If all that didn’t succeed in killing off the App Store, well, he’d butter up a few tasty carrots to entice developers away from building native iPhone apps by making WebKit a formidable development and deployment framework for leveraging the web and web content. He’d spin out an R&D lab of kids to push the boundaries of what’s possible when you embrace the browser as a development constraint. He’d invest in the beginnings of Apple’s next generation cloud service (“MobileMe“) and plant the seeds of the greatest identity platform ever (I mean, “me.com“? Don’t you get it?)
Of course, he spelled out this entire strategy in 2007 when the iPhone originally launched. Except the announcement went over like a lead balloon. He just couldn’t keep his loyal Mac developers happy because they were unwilling to see the future he saw. Just as Tim O’Reilly coined the phrase “Web 2.0” to try to refocus Linux hardware hackers on the notion of the “network as platform”, Steve Jobs tried to kick-off a new revolution in web application development. But people weren’t ready for the revolution, and the familiarity of the desktop application metaphor proved too powerful.
So, in the biggest backpeddaling since David knocked Goliath on this ass, Apple launched a “proper” iPhone SDK in March of 2008.
And then a few months later Steve Jobs became ill. Ill with contempt!
Ever since it launched, Jobs had to have wanted to drown the App Store in an aluminum-clad, precision engineered, unibody bathtub. He had to have intentionally set up the system to fail — to the point where other people would make the case for iPhone Web Apps — absolving him of convincing people to adopt his original vision.
Now, of course I’m making all of this up. It’s wild conjecture. But I highly doubt that Steve Jobs is anti-internet. He’s pro-good-experience, but that doesn’t mean that he hates the web.
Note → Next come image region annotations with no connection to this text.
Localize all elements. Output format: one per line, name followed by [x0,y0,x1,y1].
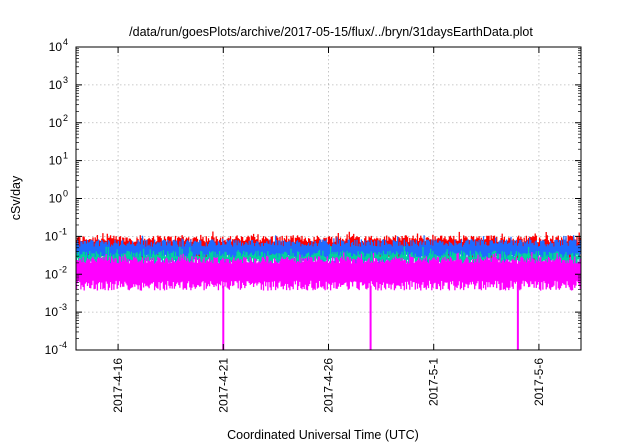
x-tick-label: 2017-4-16 [111,358,125,413]
x-tick-label: 2017-5-6 [532,358,546,406]
y-tick-label: 10 [49,192,63,206]
y-tick-label: 10 [45,305,59,319]
y-tick-exponent: 1 [63,151,68,161]
plot-area [75,231,581,350]
x-axis-label: Coordinated Universal Time (UTC) [227,428,419,442]
y-tick-label: 10 [45,267,59,281]
y-tick-exponent: -4 [59,340,67,350]
y-tick-label: 10 [49,40,63,54]
y-tick-exponent: 2 [63,113,68,123]
y-tick-exponent: 4 [63,37,68,47]
chart-title: /data/run/goesPlots/archive/2017-05-15/f… [129,25,533,39]
x-tick-label: 2017-5-1 [427,358,441,406]
x-tick-label: 2017-4-21 [216,358,230,413]
y-tick-label: 10 [49,78,63,92]
y-tick-exponent: -1 [59,226,67,236]
y-tick-exponent: 0 [63,189,68,199]
y-tick-label: 10 [49,154,63,168]
y-tick-exponent: 3 [63,75,68,85]
y-tick-label: 10 [45,229,59,243]
y-tick-exponent: -2 [59,264,67,274]
x-tick-label: 2017-4-26 [322,358,336,413]
series-band [75,252,581,350]
y-tick-label: 10 [49,116,63,130]
y-axis-label: cSv/day [9,175,23,220]
y-tick-label: 10 [45,343,59,357]
y-tick-exponent: -3 [59,302,67,312]
grid [76,47,581,350]
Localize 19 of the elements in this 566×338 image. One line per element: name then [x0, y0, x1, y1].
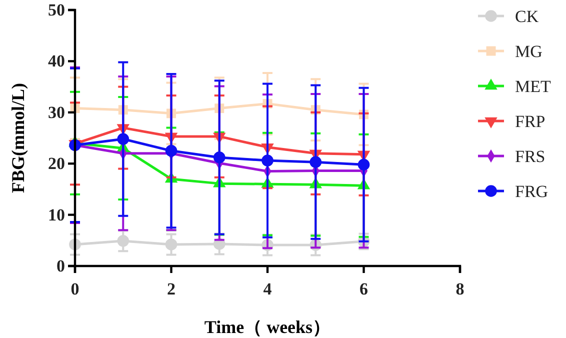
- x-tick-label: 6: [360, 280, 368, 299]
- legend-label: MET: [515, 77, 552, 96]
- legend-label: FRS: [515, 147, 546, 166]
- x-axis-title: Time（ weeks）: [204, 317, 331, 337]
- y-tick-label: 0: [56, 256, 65, 276]
- y-axis-title: FBG(mmol/L): [8, 83, 28, 193]
- y-tick-label: 20: [48, 154, 65, 174]
- legend-label: FRG: [515, 182, 548, 201]
- y-tick-label: 30: [48, 102, 65, 122]
- x-tick-label: 2: [167, 280, 176, 299]
- y-tick-label: 40: [48, 52, 65, 71]
- legend-label: FRP: [515, 112, 546, 131]
- x-tick-label: 8: [456, 280, 464, 299]
- x-tick-label: 4: [263, 280, 272, 299]
- legend-label: MG: [515, 42, 542, 61]
- x-tick-label: 0: [70, 280, 80, 299]
- legend-label: CK: [515, 7, 540, 26]
- y-tick-label: 10: [48, 205, 65, 224]
- y-tick-label: 50: [48, 0, 65, 20]
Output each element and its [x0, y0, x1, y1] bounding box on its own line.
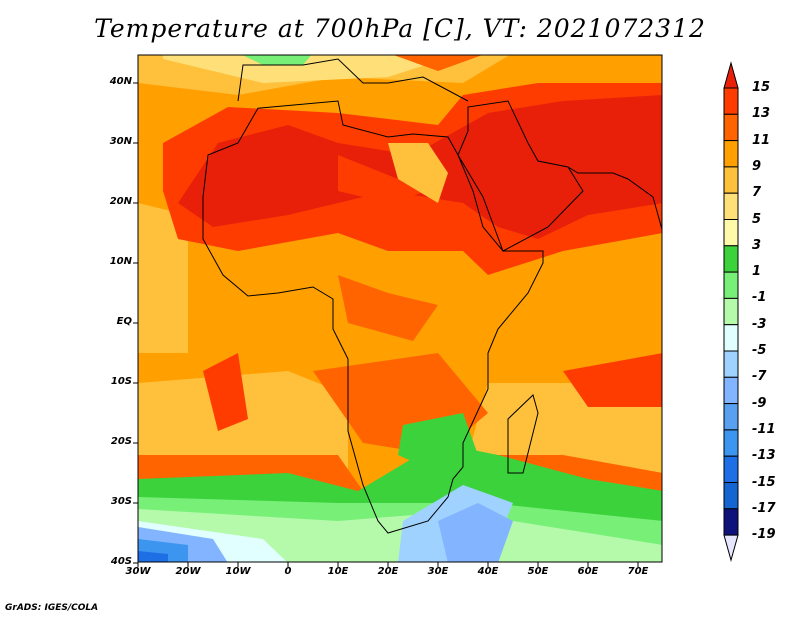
- colorbar-label: 1: [752, 264, 762, 280]
- lat-label: 40N: [109, 76, 132, 87]
- lon-label: 10E: [327, 566, 349, 577]
- temperature-region: [138, 551, 168, 562]
- colorbar-swatch: [723, 192, 739, 220]
- colorbar-swatch: [723, 429, 739, 457]
- map-frame: [137, 54, 663, 563]
- lon-label: 0: [284, 566, 292, 577]
- temperature-region: [393, 55, 483, 71]
- colorbar-label: 5: [752, 211, 762, 227]
- lon-label: 50E: [527, 566, 549, 577]
- colorbar-label: 3: [752, 237, 762, 253]
- temperature-region: [138, 371, 348, 473]
- colorbar-swatch: [723, 113, 739, 142]
- colorbar-swatch: [723, 350, 739, 378]
- colorbar-swatch: [723, 166, 739, 194]
- temperature-region: [163, 55, 457, 83]
- colorbar-label: -17: [752, 500, 776, 516]
- colorbar-swatch: [723, 219, 739, 247]
- temperature-region: [563, 353, 662, 407]
- lat-label: 40S: [110, 556, 132, 567]
- lat-label: 10S: [110, 376, 132, 387]
- colorbar-swatch: [723, 297, 739, 326]
- asia-coastline: [567, 166, 662, 232]
- credit-label: GrADS: IGES/COLA: [5, 603, 99, 613]
- lon-label: 60E: [577, 566, 599, 577]
- colorbar-swatch: [723, 376, 739, 405]
- lat-label: 30S: [110, 496, 132, 507]
- colorbar-swatch: [723, 87, 739, 115]
- colorbar-swatch: [723, 482, 739, 510]
- lon-label: 20W: [175, 566, 201, 577]
- temperature-region: [138, 203, 188, 353]
- temperature-region: [388, 143, 448, 203]
- colorbar-label: -3: [752, 316, 767, 332]
- colorbar-label: 9: [752, 158, 762, 174]
- temperature-region: [438, 503, 513, 562]
- temperature-region: [338, 155, 428, 203]
- temperature-region: [338, 275, 438, 341]
- colorbar-swatch: [723, 140, 739, 168]
- temperature-region: [203, 353, 248, 431]
- colorbar-label: -19: [752, 527, 776, 543]
- europe-coastline: [237, 58, 469, 102]
- lat-label: EQ: [116, 316, 132, 327]
- colorbar-label: -5: [752, 343, 767, 358]
- colorbar-label: -1: [752, 290, 767, 306]
- arabia-coastline: [457, 100, 584, 252]
- lon-label: 70E: [627, 566, 649, 577]
- colorbar-swatch: [723, 508, 739, 536]
- lon-label: 30E: [427, 566, 449, 577]
- colorbar-label: -13: [752, 448, 776, 464]
- temperature-region: [242, 55, 312, 65]
- colorbar-swatch: [723, 271, 739, 299]
- colorbar-swatch: [723, 403, 739, 431]
- colorbar-label: -15: [752, 474, 776, 490]
- colorbar-label: 7: [752, 185, 762, 201]
- colorbar-label: 11: [752, 132, 771, 148]
- lat-label: 20N: [109, 196, 132, 207]
- colorbar-label: -9: [752, 395, 767, 411]
- lat-label: 10N: [109, 256, 132, 267]
- lon-label: 40E: [477, 566, 499, 577]
- lat-label: 30N: [109, 136, 132, 147]
- colorbar-label: -11: [752, 421, 776, 437]
- madagascar-coastline: [507, 394, 539, 474]
- temperature-region: [398, 413, 478, 473]
- colorbar-label: -7: [752, 369, 767, 385]
- colorbar-label: 13: [752, 106, 771, 122]
- plot-title: Temperature at 700hPa [C], VT: 202107231…: [94, 14, 706, 43]
- colorbar-top-arrow: [723, 61, 739, 89]
- lon-label: 10W: [225, 566, 251, 577]
- colorbar-label: 15: [752, 80, 771, 95]
- lon-label: 20E: [377, 566, 399, 577]
- colorbar-swatch: [723, 324, 739, 352]
- lat-label: 20S: [110, 436, 132, 447]
- lon-label: 30W: [125, 566, 151, 577]
- africa-coastline: [202, 100, 544, 534]
- colorbar-swatch: [723, 245, 739, 273]
- colorbar-swatch: [723, 455, 739, 484]
- colorbar-bottom-arrow: [723, 534, 739, 562]
- field-layer: [138, 55, 662, 562]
In 2007, in an interview with USA Today he made an interesting statement about the similarity between the iPhone and the iPod Touch:
If anybody is going to cannibalize us, I want it to be us. I don’t want it to be a competitor.
And so it goes with the web. Rather than let it cannibalize Apple, Apple will cannibalize the web by becoming it — as Google has — as Neo became part of the fabric of the Matrix! App Stores in general are a flash in the pan — hardly a competitor to the net. They’ll last a couple more years, but the web will win, if it hasn’t already — the missing piece is discovery — which is why iTunes is so critical to the iPhone’s success. We’re in the Yahoo! Directory phase of the application web — but rapidly entering the world of searchable, on-demand functionality. Are you really trying to tell me that I need to keep installing apps for the rest of my existence when I can just type URLs and pull down any app I want on the fly? Puh-lease.
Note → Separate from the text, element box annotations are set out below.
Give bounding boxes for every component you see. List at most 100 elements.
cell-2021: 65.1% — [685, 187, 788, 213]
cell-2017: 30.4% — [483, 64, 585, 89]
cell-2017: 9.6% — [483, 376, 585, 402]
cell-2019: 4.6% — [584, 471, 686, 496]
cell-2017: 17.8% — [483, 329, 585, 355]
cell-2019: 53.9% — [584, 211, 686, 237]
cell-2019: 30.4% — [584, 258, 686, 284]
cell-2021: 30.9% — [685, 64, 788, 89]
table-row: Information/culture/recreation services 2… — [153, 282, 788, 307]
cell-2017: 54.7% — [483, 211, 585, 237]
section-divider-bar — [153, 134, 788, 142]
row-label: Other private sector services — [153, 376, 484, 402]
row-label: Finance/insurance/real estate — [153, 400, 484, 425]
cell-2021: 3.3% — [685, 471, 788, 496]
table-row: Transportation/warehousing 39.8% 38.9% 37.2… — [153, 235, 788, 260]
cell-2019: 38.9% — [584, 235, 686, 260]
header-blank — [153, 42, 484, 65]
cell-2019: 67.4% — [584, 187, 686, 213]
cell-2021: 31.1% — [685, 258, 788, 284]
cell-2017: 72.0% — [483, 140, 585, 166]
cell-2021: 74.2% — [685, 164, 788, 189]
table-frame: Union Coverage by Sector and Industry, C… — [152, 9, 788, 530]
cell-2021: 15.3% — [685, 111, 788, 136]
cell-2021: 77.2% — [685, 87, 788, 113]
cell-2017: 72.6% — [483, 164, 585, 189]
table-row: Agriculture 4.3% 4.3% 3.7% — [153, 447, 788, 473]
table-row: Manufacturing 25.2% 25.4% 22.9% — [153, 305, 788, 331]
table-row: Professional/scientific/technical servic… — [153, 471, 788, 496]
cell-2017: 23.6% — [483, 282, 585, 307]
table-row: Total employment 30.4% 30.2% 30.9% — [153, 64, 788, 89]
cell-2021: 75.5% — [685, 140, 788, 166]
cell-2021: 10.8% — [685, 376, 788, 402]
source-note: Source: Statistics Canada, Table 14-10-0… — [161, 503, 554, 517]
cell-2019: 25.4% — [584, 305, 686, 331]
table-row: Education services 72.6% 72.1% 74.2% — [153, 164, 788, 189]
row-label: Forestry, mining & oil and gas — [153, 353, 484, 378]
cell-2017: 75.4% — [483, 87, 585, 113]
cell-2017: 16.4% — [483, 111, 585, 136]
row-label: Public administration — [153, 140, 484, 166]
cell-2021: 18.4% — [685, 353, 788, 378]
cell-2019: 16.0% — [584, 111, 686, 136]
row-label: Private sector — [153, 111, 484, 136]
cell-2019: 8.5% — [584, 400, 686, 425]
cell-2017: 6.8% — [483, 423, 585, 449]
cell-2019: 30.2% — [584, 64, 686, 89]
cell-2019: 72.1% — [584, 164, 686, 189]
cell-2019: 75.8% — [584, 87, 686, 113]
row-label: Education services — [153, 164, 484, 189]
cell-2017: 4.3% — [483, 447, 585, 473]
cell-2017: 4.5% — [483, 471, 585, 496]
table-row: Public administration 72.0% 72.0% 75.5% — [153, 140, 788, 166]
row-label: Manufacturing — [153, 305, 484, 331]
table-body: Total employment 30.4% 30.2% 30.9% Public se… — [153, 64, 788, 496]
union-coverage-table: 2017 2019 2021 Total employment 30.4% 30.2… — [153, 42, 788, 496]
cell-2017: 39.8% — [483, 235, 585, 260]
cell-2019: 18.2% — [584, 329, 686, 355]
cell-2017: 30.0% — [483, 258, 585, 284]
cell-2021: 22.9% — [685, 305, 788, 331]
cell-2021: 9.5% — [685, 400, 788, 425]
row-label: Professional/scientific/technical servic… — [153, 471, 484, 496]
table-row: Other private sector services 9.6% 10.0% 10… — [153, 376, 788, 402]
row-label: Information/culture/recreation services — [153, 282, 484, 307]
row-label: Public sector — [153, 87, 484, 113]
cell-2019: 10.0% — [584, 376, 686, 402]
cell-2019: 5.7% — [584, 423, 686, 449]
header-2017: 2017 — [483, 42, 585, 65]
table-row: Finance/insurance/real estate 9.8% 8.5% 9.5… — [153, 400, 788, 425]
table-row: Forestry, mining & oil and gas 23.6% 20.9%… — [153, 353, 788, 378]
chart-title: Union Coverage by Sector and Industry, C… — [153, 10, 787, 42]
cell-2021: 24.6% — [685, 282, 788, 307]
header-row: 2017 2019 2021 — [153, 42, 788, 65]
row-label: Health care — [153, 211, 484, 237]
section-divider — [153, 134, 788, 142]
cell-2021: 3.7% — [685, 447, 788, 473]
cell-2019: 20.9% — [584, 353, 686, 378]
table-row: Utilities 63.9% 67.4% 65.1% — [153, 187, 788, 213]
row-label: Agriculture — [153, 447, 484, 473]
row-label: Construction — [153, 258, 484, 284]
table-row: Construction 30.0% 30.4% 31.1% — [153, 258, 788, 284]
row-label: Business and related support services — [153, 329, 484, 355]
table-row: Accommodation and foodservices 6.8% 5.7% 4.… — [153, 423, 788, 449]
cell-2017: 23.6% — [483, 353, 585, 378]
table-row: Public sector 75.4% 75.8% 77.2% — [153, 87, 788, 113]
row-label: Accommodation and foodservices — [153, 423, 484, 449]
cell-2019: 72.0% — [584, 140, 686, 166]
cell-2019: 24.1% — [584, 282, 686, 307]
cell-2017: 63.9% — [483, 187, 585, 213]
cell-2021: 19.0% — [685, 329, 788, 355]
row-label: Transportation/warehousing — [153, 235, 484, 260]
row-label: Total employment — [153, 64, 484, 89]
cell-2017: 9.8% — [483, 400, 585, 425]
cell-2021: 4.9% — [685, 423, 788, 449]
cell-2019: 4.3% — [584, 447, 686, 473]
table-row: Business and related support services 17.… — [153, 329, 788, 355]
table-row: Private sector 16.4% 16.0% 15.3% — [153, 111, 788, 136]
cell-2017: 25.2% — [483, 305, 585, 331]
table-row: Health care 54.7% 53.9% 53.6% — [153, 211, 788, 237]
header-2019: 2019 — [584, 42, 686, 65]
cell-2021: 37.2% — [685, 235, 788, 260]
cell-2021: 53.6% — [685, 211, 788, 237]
I’m writing this post today because iPhoneDevCamp 3 is taking place in Sunnyvale this weekend. As a co-organizer of the original iPhoneDevCamp, I wanted to reiterate the reason why I originally pitched in to an event that focused on a closed platform — that is, because I believe that the iPhone has always been about the web — even if few people see that yet — and even if the web isn’t the development panacea it is destined to become.
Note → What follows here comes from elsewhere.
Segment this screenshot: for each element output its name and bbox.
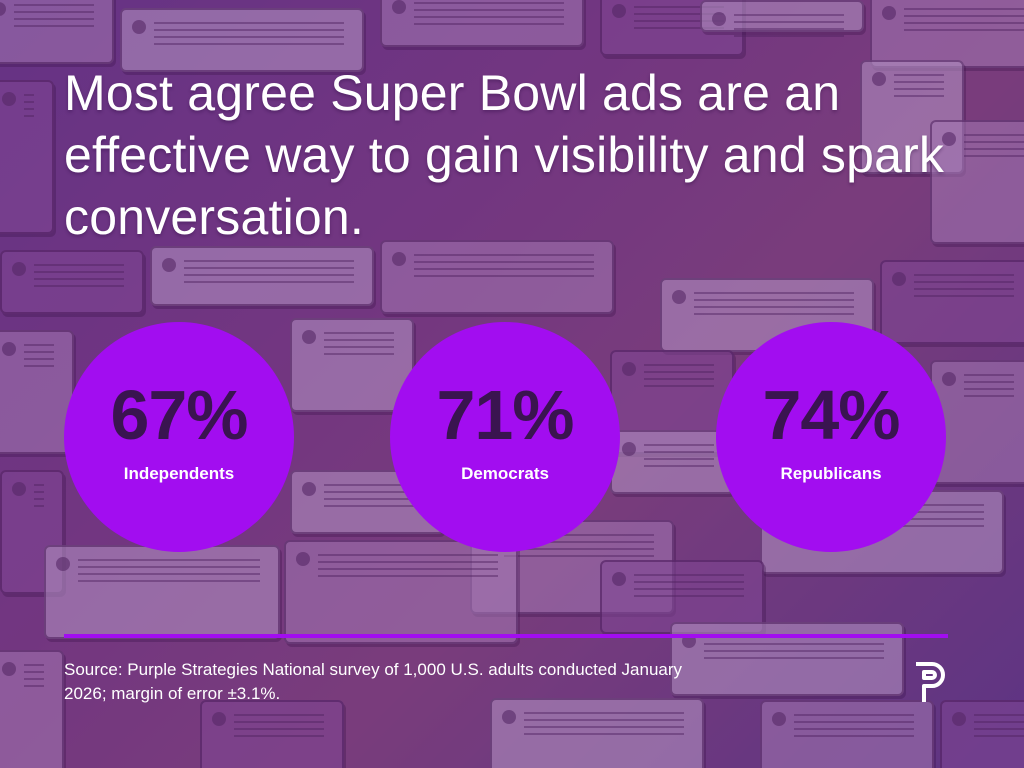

Steve Jobs hates the App Store for the same reasons I do: development for the iPhone platform is a distraction. It’s taking our eyes off the ball, and ignoring the bigger shift that’s happening beneath our feet. Developing iPhone apps now means postponing a better and more capable web until later, because so much energy is fixated on the cool whiz-bang effects in the iPhone platform that just haven’t been implemented in browsers… yet. We’ll look at this period as a great Dark Age that preceded the real next leap in computing — the age when we moved away from the stale metaphor of applications and moved to a world of ad-hoc connected identity agents living and feeding on a mesh of interwoven open data.
. . .
Parting thought: If the future is anything like the Matrix, Steve Jobs was Neo up until the App Store. Now he’s looking a lot more like Agent Smith, and I’m guessing that’s really, really depressing.